Johann Nicolaus von Dreyse (20 November 1787 – 9 December 1867) was a German firearms inventor and manufacturer. He is most famous for submitting the Dreyse needle gun in 1836 to the Prussian army, which was adopted for service in December 1840 as the Leichte Perkussions-Gewehr M 1841 – a name deliberately chosen to mislead about the rifle's mechanism – later renamed Zündnadelgewehr M 1841 in 1855.[1]
Dreyse was born in Sömmerda (then ruled by the Archbishopric of Mainz), the son of a locksmith. Dreyse worked from 1809 to 1814 in the Parisian gun factory of Jean-Samuel Pauly, a Swiss who designed several experimental breech-loading military rifles. After returning to Sömmerda in 1814, he founded a company to manufacture percussion caps. It was there that he designed the needle rifle.

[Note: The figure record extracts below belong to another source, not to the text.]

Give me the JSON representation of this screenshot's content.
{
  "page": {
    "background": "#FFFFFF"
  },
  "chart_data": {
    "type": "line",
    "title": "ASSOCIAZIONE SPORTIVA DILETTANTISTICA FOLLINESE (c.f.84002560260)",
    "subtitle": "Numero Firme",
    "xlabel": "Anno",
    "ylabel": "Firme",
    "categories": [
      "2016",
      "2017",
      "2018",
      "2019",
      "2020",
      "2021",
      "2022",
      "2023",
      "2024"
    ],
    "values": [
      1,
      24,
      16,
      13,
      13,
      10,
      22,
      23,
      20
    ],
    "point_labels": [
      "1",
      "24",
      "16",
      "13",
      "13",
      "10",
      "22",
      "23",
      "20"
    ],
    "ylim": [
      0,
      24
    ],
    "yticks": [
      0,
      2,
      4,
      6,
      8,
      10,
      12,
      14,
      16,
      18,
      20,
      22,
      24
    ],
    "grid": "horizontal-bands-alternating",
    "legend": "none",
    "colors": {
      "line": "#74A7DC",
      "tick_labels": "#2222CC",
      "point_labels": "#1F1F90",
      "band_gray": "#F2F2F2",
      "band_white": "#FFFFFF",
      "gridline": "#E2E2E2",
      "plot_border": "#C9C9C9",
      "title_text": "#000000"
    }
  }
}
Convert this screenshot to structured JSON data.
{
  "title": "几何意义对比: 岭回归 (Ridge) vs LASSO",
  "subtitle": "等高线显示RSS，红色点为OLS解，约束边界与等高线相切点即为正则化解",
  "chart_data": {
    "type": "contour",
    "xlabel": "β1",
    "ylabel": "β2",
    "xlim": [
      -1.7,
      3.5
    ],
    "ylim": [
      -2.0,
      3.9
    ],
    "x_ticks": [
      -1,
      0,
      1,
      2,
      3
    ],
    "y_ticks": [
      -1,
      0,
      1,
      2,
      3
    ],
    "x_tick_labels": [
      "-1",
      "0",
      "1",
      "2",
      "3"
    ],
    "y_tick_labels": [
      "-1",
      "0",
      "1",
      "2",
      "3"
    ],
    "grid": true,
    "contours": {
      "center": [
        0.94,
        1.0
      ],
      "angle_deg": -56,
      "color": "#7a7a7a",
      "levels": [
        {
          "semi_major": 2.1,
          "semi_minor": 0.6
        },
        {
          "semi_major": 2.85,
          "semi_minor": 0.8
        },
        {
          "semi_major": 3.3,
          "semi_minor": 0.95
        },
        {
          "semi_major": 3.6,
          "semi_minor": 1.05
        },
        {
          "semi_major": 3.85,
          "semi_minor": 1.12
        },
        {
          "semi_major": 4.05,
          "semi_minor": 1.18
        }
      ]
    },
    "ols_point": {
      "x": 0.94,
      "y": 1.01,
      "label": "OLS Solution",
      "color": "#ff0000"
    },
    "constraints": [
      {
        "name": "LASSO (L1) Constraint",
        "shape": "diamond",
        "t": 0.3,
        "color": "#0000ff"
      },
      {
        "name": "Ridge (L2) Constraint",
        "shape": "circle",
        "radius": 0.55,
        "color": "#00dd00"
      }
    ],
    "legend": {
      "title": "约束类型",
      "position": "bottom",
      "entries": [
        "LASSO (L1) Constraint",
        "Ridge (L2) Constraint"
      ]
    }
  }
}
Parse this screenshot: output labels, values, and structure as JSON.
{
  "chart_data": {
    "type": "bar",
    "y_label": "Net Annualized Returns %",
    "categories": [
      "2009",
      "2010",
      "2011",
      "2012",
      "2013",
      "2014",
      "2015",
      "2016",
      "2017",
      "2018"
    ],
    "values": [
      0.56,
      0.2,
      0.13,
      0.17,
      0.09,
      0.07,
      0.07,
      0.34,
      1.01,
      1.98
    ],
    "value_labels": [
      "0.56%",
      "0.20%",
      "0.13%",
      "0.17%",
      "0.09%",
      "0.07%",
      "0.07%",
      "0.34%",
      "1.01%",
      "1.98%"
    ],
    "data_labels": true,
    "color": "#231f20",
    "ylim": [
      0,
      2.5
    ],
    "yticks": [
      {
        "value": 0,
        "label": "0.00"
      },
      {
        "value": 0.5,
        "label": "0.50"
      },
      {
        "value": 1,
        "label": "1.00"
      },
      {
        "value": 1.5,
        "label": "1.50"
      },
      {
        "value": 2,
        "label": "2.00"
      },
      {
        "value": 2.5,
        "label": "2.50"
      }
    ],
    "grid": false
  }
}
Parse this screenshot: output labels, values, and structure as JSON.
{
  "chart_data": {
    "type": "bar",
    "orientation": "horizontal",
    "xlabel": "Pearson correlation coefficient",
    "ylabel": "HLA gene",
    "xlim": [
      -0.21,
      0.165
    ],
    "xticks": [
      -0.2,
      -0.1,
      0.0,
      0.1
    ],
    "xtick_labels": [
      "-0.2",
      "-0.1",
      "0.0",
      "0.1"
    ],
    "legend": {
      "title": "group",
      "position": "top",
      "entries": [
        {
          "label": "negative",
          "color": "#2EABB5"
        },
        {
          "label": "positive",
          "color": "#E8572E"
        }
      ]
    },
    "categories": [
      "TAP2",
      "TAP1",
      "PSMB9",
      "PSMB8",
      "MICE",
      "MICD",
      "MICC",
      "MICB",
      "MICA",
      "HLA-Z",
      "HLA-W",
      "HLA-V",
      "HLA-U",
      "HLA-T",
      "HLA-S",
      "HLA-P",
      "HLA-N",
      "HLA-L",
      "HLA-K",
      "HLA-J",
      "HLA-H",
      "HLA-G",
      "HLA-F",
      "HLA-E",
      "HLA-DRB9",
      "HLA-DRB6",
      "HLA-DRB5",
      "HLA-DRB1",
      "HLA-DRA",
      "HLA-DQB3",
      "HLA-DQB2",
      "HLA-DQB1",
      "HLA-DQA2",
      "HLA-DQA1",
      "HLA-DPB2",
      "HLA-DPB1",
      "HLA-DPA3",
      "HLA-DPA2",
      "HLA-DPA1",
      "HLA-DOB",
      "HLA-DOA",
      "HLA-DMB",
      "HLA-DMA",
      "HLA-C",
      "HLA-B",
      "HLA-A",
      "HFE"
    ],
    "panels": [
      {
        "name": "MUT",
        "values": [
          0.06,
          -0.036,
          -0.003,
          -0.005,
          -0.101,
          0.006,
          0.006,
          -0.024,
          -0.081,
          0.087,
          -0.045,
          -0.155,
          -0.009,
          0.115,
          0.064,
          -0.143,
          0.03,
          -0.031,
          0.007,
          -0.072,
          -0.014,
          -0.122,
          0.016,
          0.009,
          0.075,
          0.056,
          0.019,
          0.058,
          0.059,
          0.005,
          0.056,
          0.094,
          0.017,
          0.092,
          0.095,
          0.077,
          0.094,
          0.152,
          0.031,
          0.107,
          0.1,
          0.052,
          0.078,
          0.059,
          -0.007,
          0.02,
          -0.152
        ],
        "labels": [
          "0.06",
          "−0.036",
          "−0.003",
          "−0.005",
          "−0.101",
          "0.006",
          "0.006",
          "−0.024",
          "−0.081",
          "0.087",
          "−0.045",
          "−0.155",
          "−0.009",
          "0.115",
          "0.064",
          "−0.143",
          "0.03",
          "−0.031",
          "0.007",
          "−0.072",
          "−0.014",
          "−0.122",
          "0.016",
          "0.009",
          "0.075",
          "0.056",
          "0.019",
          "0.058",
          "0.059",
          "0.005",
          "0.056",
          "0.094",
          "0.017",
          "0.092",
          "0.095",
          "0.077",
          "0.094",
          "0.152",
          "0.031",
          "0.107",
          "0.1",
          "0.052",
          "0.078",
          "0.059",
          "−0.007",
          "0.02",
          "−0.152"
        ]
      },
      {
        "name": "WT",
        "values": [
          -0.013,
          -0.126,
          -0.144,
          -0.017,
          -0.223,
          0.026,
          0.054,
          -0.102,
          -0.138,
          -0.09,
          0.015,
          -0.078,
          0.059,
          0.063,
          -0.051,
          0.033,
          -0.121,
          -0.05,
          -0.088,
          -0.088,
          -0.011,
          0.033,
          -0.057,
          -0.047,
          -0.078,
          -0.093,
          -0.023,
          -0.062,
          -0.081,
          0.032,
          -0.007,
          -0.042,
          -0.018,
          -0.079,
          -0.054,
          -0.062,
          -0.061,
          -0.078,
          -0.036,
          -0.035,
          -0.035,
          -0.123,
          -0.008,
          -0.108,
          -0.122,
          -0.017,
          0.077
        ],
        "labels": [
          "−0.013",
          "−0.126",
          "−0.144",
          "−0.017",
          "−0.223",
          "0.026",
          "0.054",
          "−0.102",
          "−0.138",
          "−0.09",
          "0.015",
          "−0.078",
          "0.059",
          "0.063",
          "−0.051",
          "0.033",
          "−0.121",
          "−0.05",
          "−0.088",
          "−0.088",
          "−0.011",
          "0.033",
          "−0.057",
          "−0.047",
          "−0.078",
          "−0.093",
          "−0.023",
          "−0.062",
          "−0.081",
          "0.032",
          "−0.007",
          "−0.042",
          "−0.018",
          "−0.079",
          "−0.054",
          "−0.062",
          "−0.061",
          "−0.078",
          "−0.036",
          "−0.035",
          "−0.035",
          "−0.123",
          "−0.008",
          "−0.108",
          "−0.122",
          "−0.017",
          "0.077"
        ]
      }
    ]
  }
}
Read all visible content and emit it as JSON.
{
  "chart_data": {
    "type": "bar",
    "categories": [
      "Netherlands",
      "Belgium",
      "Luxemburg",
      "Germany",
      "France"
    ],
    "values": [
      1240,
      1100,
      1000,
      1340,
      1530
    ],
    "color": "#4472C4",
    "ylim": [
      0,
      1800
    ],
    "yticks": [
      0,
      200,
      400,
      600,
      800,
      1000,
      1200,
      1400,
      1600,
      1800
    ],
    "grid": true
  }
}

While the gun is thought of by some to be the first bolt-action rifle, in reality it bears little resemblance to modern bolt-action rifles, except for the bolt principle itself which was applied to close the breech[clarification needed]. Ammunition for the Dreyse rifle was made up of paper cartridges holding the bullet into a sabot. The gun's needle penetrated the paper cartridge before igniting the black powder charge. The Dreyse's simple construction made it relatively easy to keep clean and in operation. For instance, worn needles could be quickly replaced without dismantling the bolt mechanism. The Dreyse rifle was a significant ordnance improvement for its time, since it permitted a much faster rate of fire than the muzzle-loading rifled muskets which were the standard of world's armies until the mid-1860s. It also enabled riflemen to reload without standing and exposing themselves to fire.[2]
The Dreyse rifle was used by the Prussians during the Second Schleswig War, Austro-Prussian War, and the Franco-Prussian War. By that time, the gun was fast becoming obsolete, and was outclassed by the French bolt-action Mle 1866 Chassepot rifle. Other bolt-action rifle designs had emerged in other countries. For example, in 1869 Switzerland adopted the bolt-action Vetterli rifle, which was a tube-magazine rimfire metallic cartridge repeater. The French transformed the 11mm Chassepot into a metallic-cartridge bolt-action rifle, the Mle 1874 Gras. Germany had also switched earlier to an 11mm metallic cartridge with the entirely new Mauser Model 1871 bolt-action rifle. Great Britain and the U.S. evolved from muzzle-loaders to metallic-cartridge breech-loaders, but with systems other than bolt action, during that same period.
There remains some ambiguity about the activities of von Dreyse after he created the needle-gun, as he seems to have dropped the Johann part of his name and was known as Nikolaus von Dreyse.